Se rappelant que dans les ténèbres humides et chauds du ventre de leur mère, il s'était battu pour se nourrir et, plus désespérément encore, pour ne pas être consommé par son jumeau. Car il arrive parfois, plus souvent qu'un jumeau survivant ne souhaite le penser, que le plus gros des fœtus suce la vie du plus petit, qu'il l'absorbe en lui-même à la façon d'une tumeur secrète dans une région de la poitrine, du ventre ou du crâne. 
      Il portait profondément inscrit en lui une sorte de mémoire prénatale, l'instinct d'un animal qui n'a jamais vu les grandes prairies, par exemple, mais qui sait se dresser avec prudence, d'abord sur ses pattes de derrière, puis sur celles de devant, les sens aux aguets, parce qu'un paysage plat est un terrain de chasse pour les prédateurs. 

Joyce Carol Oates, Sacrifice

 

De Jacob et d'Ésaü, les jumeaux-rivaux, l'Écriture sainte nous dit qu'ils se battaient déjà dans le sein de leur mère. Elle ajoute qu'Ésaü étant venu au monde le premier, son frère le retenait par le talon. Qu'est-ce à dire sinon qu'il voulait l'empêcher de sortir des limbes maternels où ils vivaient enlacés? Ces mouvements du fœtus double que j'imagine lents, rêveurs, irrésistibles, à mi-chemin du tractus viscéral et de la poussée végétale pourquoi les interpréter comme une lutte? Ne faut-il pas plutôt voir la vie douce et caressante du couple gémellaire? 

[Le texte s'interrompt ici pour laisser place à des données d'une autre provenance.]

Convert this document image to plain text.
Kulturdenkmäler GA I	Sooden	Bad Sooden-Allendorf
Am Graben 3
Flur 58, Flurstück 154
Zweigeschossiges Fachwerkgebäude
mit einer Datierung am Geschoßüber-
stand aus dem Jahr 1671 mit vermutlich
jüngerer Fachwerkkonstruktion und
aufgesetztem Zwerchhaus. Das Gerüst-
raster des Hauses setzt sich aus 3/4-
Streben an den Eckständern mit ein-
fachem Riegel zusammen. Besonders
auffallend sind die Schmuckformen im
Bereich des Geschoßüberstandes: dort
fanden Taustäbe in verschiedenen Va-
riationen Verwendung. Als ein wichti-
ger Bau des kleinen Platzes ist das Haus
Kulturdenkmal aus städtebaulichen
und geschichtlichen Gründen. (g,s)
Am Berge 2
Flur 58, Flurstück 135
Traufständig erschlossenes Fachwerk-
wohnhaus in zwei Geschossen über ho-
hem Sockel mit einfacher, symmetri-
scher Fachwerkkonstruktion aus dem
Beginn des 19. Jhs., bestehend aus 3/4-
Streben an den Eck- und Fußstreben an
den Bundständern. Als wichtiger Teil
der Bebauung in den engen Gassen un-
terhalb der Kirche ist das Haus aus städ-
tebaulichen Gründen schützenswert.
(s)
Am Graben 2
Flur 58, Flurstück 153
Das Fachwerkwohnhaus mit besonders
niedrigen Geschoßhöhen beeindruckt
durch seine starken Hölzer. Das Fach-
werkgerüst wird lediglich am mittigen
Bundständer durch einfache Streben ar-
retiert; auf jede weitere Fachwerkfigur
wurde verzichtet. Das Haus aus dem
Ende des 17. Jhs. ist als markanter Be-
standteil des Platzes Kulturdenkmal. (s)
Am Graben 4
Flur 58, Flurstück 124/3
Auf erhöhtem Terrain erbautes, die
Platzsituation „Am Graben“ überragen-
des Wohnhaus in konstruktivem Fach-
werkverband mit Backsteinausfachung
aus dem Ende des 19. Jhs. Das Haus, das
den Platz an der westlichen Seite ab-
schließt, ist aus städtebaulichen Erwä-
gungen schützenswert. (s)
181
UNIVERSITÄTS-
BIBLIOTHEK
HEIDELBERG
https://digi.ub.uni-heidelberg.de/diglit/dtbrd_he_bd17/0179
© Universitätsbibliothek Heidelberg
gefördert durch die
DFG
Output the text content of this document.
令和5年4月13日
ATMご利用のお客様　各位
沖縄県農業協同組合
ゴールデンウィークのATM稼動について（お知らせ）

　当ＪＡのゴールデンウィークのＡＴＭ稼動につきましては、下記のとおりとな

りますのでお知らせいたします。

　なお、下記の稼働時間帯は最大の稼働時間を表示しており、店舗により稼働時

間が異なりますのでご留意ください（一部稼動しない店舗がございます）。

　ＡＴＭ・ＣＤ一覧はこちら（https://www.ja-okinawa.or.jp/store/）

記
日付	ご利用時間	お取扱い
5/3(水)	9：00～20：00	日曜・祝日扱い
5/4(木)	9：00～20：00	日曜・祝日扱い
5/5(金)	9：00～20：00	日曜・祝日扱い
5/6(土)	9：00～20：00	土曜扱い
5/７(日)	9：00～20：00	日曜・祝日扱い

Michel Tournier, Les météores

 

Mais le fratricide est de toutes les générations, de tous les siècles. Caïn dit à Abel: "Allons aux champs. Et comme ils étaient dans les champs, Caïn s'éleva contre Abel, son frère, et le tua." Et Yahvé dit à Caïn: "Où est Abel, ton frère?" Il répondit "Je ne sais pas. Suis-je le gardien de mon frère?" Yahvé dit: "Qu'as-tu fait? La voix du sang de ton frère crie de la terre jusqu'à moi!"
      «Et on dirait que ce premier fratricide a servi de modèle dans la légende et dans l'histoire de l'humanité. Des frères jumeaux Jacob et Ésaü, l'Écriture sainte nous dit qu'ils se battaient déjà avant de naître dans le sein de leur mère Rébecca. Et puis il y a eu Remus et Romulus, Amphion et Zêthos, Étéocle et Polynice, tous frères ennemis, tous fratricides...» 
      (...) 
      ces vieilles histoires, ces légendes que je viens d'évoquer (...) ont toutes mystérieusement un point commun. Ce point commun, c'est la ville. Une ville symbolique qui chaque fois paraît exiger le sacrifice fratricide. Ayant tué Abel, Caïn s'enfuit loin de la face de Dieu, et il fonde une ville, la première ville de l'histoire humaine, qu'il appelle du nom de son fils, Henoch. Romulus tue Remus, puis il trace l'enceinte de la future Rome. Amphion écrase son jumeau Zêthos sous des blocs de pierre en bâtissant les murs de Thèbes, et c'est encore sous ces mêmes murs de Thèbes que les jumeaux Étéocle et Polynice s'entr'égorgent. 

Michel Tournier, Les météores

 

Il n'y a jamais eu de créature. Il n'y a jamais eu que le couple. Dieu n'a pas créé l'homme et la femme l'un après l'autre. Il a créé deux corps jumeaux, unis par des lanières de chair qu'il a tranchées depuis, le jour où il a créé la tendresse.